Read more: Vaccinations and past infections reduce risk of spreading covid-19

Australia’s experience over the past few months, during its winter, provides an indicator of what may happen in the northern hemisphere. Cases peaked significantly higher there than in the three years before the covid-19 pandemic began.

The main flu variant in Australia this year was called H3N2, which past research suggests causes more severe illness than typical seasonal flu. This strain was linked with a somewhat higher flu hospitalisation rate in the UK six years ago.

Fortunately, the flu vaccine developed for the northern hemisphere contains the H3N2 virus, in an inactivated form.

The Australian flu season this year not only saw a higher peak of cases than average, but these also happened earlier in its winter, surging in May and June rather than July and August.

For this reason, it is important that anyone in the northern hemisphere who is eligible gets vaccinated against flu as soon as they can, says the UKHSA. “You should book in as soon as possible,” Steve Russell, National Health Service England director for vaccinations and screening, said in a statement.

Covid-19 also hasn’t gone away. The latest figures from hospitals and the Office for National Statistics show that cases are starting to rise again in the UK.

“This winter could be the first time we see the effects of the so-called twindemic, with both covid and flu in full circulation,” said Russell.

The good news is that the rise in covid-19 isn’t being caused by a radically different coronavirus variant, but by several new subvariants of omicron – and the bivalent vaccine on offer in many countries contains an omicron component. In the UK, everyone eligible for a booster should be offered the bivalent version, barring supply disruptions.

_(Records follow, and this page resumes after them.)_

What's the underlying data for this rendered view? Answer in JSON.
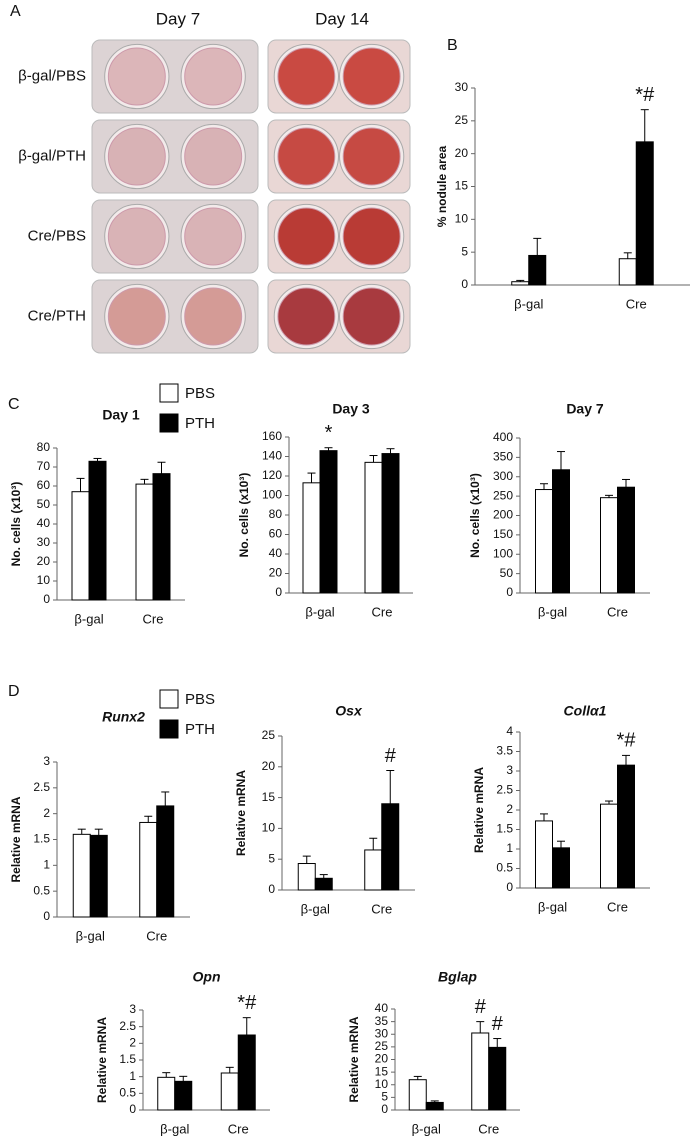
{
  "panel_labels": [
    "A",
    "B",
    "C",
    "D"
  ],
  "panel_a": {
    "columns": [
      "Day 7",
      "Day 14"
    ],
    "rows": [
      "β-gal/PBS",
      "β-gal/PTH",
      "Cre/PBS",
      "Cre/PTH"
    ]
  },
  "chart_data": [
    {
      "type": "bar",
      "ylabel": "% nodule area",
      "categories": [
        "β-gal",
        "Cre"
      ],
      "series": [
        {
          "color": "#ffffff",
          "values": [
            0.5,
            4.0
          ],
          "errors": [
            0.2,
            0.9
          ]
        },
        {
          "color": "#000000",
          "values": [
            4.5,
            21.8
          ],
          "errors": [
            2.6,
            4.9
          ]
        }
      ],
      "ylim": [
        0,
        30
      ],
      "yticks": [
        0,
        5,
        10,
        15,
        20,
        25,
        30
      ],
      "annotations": [
        {
          "text": "*#",
          "series": 1,
          "category": 1
        }
      ]
    },
    {
      "type": "bar",
      "title": "Day 1",
      "ylabel": "No. cells (x10³)",
      "categories": [
        "β-gal",
        "Cre"
      ],
      "legend": true,
      "series": [
        {
          "name": "PBS",
          "color": "#ffffff",
          "values": [
            57,
            61
          ],
          "errors": [
            7,
            2.5
          ]
        },
        {
          "name": "PTH",
          "color": "#000000",
          "values": [
            73,
            66.5
          ],
          "errors": [
            1.5,
            6
          ]
        }
      ],
      "ylim": [
        0,
        80
      ],
      "yticks": [
        0,
        10,
        20,
        30,
        40,
        50,
        60,
        70,
        80
      ]
    },
    {
      "type": "bar",
      "title": "Day 3",
      "ylabel": "No. cells (x10³)",
      "categories": [
        "β-gal",
        "Cre"
      ],
      "series": [
        {
          "color": "#ffffff",
          "values": [
            113,
            134
          ],
          "errors": [
            10,
            7
          ]
        },
        {
          "color": "#000000",
          "values": [
            146,
            143
          ],
          "errors": [
            3,
            5
          ]
        }
      ],
      "ylim": [
        0,
        160
      ],
      "yticks": [
        0,
        20,
        40,
        60,
        80,
        100,
        120,
        140,
        160
      ],
      "annotations": [
        {
          "text": "*",
          "series": 1,
          "category": 0
        }
      ]
    },
    {
      "type": "bar",
      "title": "Day 7",
      "ylabel": "No. cells (x10³)",
      "categories": [
        "β-gal",
        "Cre"
      ],
      "series": [
        {
          "color": "#ffffff",
          "values": [
            267,
            246
          ],
          "errors": [
            15,
            6
          ]
        },
        {
          "color": "#000000",
          "values": [
            318,
            273
          ],
          "errors": [
            47,
            20
          ]
        }
      ],
      "ylim": [
        0,
        400
      ],
      "yticks": [
        0,
        50,
        100,
        150,
        200,
        250,
        300,
        350,
        400
      ]
    },
    {
      "type": "bar",
      "title": "Runx2",
      "ylabel": "Relative mRNA",
      "categories": [
        "β-gal",
        "Cre"
      ],
      "legend": true,
      "series": [
        {
          "name": "PBS",
          "color": "#ffffff",
          "values": [
            1.6,
            1.83
          ],
          "errors": [
            0.1,
            0.12
          ]
        },
        {
          "name": "PTH",
          "color": "#000000",
          "values": [
            1.58,
            2.15
          ],
          "errors": [
            0.12,
            0.27
          ]
        }
      ],
      "ylim": [
        0,
        3
      ],
      "yticks": [
        0,
        0.5,
        1,
        1.5,
        2,
        2.5,
        3
      ]
    },
    {
      "type": "bar",
      "title": "Osx",
      "ylabel": "Relative mRNA",
      "categories": [
        "β-gal",
        "Cre"
      ],
      "series": [
        {
          "color": "#ffffff",
          "values": [
            4.3,
            6.5
          ],
          "errors": [
            1.2,
            1.9
          ]
        },
        {
          "color": "#000000",
          "values": [
            1.9,
            14
          ],
          "errors": [
            0.6,
            5.4
          ]
        }
      ],
      "ylim": [
        0,
        25
      ],
      "yticks": [
        0,
        5,
        10,
        15,
        20,
        25
      ],
      "annotations": [
        {
          "text": "#",
          "series": 1,
          "category": 1
        }
      ]
    },
    {
      "type": "bar",
      "title": "Collα1",
      "ylabel": "Relative mRNA",
      "categories": [
        "β-gal",
        "Cre"
      ],
      "series": [
        {
          "color": "#ffffff",
          "values": [
            1.72,
            2.15
          ],
          "errors": [
            0.18,
            0.08
          ]
        },
        {
          "color": "#000000",
          "values": [
            1.03,
            3.15
          ],
          "errors": [
            0.17,
            0.25
          ]
        }
      ],
      "ylim": [
        0,
        4
      ],
      "yticks": [
        0,
        0.5,
        1,
        1.5,
        2,
        2.5,
        3,
        3.5,
        4
      ],
      "annotations": [
        {
          "text": "*#",
          "series": 1,
          "category": 1
        }
      ]
    },
    {
      "type": "bar",
      "title": "Opn",
      "ylabel": "Relative mRNA",
      "categories": [
        "β-gal",
        "Cre"
      ],
      "series": [
        {
          "color": "#ffffff",
          "values": [
            0.98,
            1.11
          ],
          "errors": [
            0.14,
            0.17
          ]
        },
        {
          "color": "#000000",
          "values": [
            0.86,
            2.25
          ],
          "errors": [
            0.15,
            0.52
          ]
        }
      ],
      "ylim": [
        0,
        3
      ],
      "yticks": [
        0,
        0.5,
        1,
        1.5,
        2,
        2.5,
        3
      ],
      "annotations": [
        {
          "text": "*#",
          "series": 1,
          "category": 1
        }
      ]
    },
    {
      "type": "bar",
      "title": "Bglap",
      "ylabel": "Relative mRNA",
      "categories": [
        "β-gal",
        "Cre"
      ],
      "series": [
        {
          "color": "#ffffff",
          "values": [
            12,
            30.5
          ],
          "errors": [
            1.3,
            4.5
          ]
        },
        {
          "color": "#000000",
          "values": [
            3,
            24.8
          ],
          "errors": [
            0.6,
            3.5
          ]
        }
      ],
      "ylim": [
        0,
        40
      ],
      "yticks": [
        0,
        5,
        10,
        15,
        20,
        25,
        30,
        35,
        40
      ],
      "annotations": [
        {
          "text": "#",
          "series": 0,
          "category": 1
        },
        {
          "text": "#",
          "series": 1,
          "category": 1
        }
      ]
    }
  ]
}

The twin threat makes it all the more important that eligible groups take up their offers of covid-19 boosters and flu vaccines, says Simon Williams at Swansea University, UK.

“Public health campaigns need to provide clear and strong messages about the risks of flu as well as covid to those who are vulnerable as well as to the health system – akin to the ‘Protect the NHS’ campaign which worked so well earlier with covid,” says Williams.